Plants aren’t all that different from people in many respects. When a person is stressed, their bodies have a harder time fighting off diseases, even if they’re taking medication. If a person goes fishing on a lake full of mosquitoes, they’re not going to have a good time. If a person doesn’t get a good night’s sleep, they don’t function well at their job the next day. Heat affects plants the same way. This summer I was called for a field visit with a successful watermelon grower whose crop was showing a marked decline just as harvest was beginning. When I arrived, I noted that, while the field had patches of melons with clear signs of powdery mildew, downy mildew, and gummy stem rot, the crop itself was solid. Subsequent lab tests confirmed this.

I asked the grower if they had a fungicide rotation program in place, and they did. They were doing everything right and had successfully kept plant damage to a minimum. However, a few weeks before I arrived, disease symptoms and plant collapse began to rapidly affect the field. This shift occurred just as our June heat wave, with successive 97 degree days, was kicking in. Despite fungicide protection, once the plants became affected by strong heat stress, the infections were able to cause damage. Had the grower not already been ready to harvest, their marketable yield would have greatly suffered.
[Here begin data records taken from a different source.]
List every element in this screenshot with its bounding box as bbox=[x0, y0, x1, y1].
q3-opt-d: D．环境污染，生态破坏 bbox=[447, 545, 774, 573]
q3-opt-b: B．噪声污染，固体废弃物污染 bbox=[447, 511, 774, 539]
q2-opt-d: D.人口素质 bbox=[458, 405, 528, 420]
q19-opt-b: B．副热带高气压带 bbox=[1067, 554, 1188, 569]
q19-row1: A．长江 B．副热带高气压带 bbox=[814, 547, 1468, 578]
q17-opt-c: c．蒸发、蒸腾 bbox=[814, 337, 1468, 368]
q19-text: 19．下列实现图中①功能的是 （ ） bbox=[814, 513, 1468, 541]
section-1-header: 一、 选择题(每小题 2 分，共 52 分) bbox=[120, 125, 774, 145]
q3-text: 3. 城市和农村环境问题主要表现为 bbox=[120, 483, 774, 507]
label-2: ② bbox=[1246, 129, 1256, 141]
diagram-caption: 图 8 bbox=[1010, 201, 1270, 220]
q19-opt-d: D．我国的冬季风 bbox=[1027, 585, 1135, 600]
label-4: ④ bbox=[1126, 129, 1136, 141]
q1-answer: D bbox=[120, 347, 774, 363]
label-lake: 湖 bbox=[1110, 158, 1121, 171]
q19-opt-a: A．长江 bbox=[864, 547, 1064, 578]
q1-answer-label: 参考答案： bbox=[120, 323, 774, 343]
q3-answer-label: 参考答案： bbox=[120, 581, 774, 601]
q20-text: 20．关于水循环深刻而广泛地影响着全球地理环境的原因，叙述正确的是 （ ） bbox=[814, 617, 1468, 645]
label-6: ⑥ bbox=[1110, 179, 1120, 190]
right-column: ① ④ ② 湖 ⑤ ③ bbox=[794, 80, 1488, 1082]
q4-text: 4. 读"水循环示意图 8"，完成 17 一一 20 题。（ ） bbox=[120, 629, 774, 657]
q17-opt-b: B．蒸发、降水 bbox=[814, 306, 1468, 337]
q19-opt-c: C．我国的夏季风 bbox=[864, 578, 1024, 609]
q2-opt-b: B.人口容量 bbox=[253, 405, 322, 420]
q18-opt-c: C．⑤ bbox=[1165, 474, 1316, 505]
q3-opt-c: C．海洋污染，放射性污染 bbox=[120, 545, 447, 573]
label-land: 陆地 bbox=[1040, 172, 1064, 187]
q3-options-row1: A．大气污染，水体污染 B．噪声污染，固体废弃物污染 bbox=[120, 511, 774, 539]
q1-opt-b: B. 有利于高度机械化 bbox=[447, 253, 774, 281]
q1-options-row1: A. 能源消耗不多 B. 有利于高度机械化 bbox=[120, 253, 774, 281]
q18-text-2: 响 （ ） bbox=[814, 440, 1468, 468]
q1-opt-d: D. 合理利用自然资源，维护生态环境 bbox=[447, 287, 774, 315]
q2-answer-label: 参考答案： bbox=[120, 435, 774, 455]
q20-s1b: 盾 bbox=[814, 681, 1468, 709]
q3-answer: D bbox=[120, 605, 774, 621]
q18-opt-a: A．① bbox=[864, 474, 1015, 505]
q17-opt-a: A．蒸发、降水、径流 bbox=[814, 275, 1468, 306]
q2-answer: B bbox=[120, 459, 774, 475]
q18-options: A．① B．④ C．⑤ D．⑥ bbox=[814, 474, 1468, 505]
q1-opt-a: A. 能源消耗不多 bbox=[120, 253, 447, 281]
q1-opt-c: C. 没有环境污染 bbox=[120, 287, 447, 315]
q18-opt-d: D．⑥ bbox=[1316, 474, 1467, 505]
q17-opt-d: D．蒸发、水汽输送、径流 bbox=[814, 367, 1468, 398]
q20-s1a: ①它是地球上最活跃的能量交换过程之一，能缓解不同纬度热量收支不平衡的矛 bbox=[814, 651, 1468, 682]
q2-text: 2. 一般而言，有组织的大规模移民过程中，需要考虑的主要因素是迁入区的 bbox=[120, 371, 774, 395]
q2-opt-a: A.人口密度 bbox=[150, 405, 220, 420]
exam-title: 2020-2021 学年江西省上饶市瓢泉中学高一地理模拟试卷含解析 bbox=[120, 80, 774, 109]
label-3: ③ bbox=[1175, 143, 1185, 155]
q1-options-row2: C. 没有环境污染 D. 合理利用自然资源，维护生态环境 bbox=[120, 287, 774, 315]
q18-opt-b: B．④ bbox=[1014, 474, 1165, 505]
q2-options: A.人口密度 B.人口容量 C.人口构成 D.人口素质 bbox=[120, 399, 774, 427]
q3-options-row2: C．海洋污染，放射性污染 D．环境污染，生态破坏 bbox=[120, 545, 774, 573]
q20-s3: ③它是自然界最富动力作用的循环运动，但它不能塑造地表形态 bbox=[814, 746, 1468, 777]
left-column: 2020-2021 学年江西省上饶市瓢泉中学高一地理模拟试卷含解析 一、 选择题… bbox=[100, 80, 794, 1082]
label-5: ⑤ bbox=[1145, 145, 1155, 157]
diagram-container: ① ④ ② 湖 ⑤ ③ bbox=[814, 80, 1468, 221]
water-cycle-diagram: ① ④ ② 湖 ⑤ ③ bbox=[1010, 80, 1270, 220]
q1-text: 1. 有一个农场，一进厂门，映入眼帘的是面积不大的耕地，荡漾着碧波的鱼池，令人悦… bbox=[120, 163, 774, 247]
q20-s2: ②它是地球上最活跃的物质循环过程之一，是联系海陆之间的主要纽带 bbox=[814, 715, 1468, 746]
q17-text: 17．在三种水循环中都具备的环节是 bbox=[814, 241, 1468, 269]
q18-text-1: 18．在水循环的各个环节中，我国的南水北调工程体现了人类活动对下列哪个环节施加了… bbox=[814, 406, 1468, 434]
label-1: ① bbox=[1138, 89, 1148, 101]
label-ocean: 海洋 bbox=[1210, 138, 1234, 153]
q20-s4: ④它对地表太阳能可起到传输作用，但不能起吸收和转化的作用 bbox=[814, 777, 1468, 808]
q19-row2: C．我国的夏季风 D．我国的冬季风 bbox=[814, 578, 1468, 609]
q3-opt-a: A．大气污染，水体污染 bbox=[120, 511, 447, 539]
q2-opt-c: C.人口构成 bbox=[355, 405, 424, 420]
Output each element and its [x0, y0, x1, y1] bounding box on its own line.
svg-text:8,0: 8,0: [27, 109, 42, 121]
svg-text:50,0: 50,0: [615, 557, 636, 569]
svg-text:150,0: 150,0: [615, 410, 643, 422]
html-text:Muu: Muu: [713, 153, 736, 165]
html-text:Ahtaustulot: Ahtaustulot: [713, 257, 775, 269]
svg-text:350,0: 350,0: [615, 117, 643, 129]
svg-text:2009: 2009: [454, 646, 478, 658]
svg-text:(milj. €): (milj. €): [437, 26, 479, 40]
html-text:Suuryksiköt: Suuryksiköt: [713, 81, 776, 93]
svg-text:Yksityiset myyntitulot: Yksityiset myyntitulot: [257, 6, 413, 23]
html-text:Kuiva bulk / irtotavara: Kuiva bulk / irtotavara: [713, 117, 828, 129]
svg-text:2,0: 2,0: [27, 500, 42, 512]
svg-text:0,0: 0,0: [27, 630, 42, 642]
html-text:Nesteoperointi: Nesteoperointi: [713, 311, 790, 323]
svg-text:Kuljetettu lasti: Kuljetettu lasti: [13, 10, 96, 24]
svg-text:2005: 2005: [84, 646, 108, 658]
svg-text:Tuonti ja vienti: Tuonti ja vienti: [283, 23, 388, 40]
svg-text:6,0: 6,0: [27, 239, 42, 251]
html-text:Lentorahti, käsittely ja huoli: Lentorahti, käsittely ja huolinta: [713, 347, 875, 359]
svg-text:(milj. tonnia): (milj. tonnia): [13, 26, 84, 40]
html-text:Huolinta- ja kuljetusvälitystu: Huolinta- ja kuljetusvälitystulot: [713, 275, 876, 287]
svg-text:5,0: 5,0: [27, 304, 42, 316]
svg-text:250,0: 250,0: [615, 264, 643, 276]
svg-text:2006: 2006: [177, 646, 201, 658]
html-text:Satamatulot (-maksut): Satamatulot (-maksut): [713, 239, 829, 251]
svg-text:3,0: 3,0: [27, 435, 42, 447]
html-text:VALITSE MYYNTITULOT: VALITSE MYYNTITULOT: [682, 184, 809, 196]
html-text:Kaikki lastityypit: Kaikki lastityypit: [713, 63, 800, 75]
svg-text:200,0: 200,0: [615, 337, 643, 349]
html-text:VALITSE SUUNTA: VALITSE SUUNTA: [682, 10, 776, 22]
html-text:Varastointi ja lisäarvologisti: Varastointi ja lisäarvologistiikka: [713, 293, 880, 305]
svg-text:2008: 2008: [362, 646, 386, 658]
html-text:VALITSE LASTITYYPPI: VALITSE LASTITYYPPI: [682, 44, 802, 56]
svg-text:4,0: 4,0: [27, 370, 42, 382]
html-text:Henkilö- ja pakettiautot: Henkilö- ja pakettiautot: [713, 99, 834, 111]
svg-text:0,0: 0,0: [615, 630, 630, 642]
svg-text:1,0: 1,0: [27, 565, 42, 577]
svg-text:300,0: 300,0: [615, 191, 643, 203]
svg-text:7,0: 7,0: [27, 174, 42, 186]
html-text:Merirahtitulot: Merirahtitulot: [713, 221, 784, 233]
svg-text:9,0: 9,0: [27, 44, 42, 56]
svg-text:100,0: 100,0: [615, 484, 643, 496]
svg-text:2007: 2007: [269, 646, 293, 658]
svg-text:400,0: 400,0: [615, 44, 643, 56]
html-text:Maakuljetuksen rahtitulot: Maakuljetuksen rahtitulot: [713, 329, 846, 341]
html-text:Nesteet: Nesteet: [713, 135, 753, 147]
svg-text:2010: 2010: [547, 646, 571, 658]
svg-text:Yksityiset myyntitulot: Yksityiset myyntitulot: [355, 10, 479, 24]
Instead, identification of the diseases was necessary to determine just how much attention needed to be focused on cleanup to suppress disease outbreak the following year, a result of the second impact of heat: a lack of winter.

Warm winters may be a boon for the tourism industry, but they can cause long term problems in agriculture. Fungi like downy mildew can survive for a full year in crop residue if environmental conditions are favorable. While there are certainly diseases that take advantage of cool temperatures, cold winters help to suppress many pathogens along with insect populations that may injure plants themselves or vector diseases. Increased disease pressure threatens annuals and perennials alike, but perennials also suffer from a lack of a proper dormancy period. Tree crops need their rest, and if they don’t get it they are unable to wake up in the spring with enough vigor to produce a full crop. A tree crop that is not dormant is also at risk if a snap freeze does occur. Flowers or young fruit that form too early can be wiped out, as what happened with the 2018 Georgia peach crop. At the 2019 UF Stone Fruits Field Day, scientists spoke of the need to reclassify USDA hardiness zones northward as even peaches that require a very short dormancy had been failing to get it in south Florida for years. Some varieties were even being tested for evergreen production, though long-term data is unavailable. Florida will be hit hard by climate change, and we’re going to have to be extremely innovative and resourceful to adapt.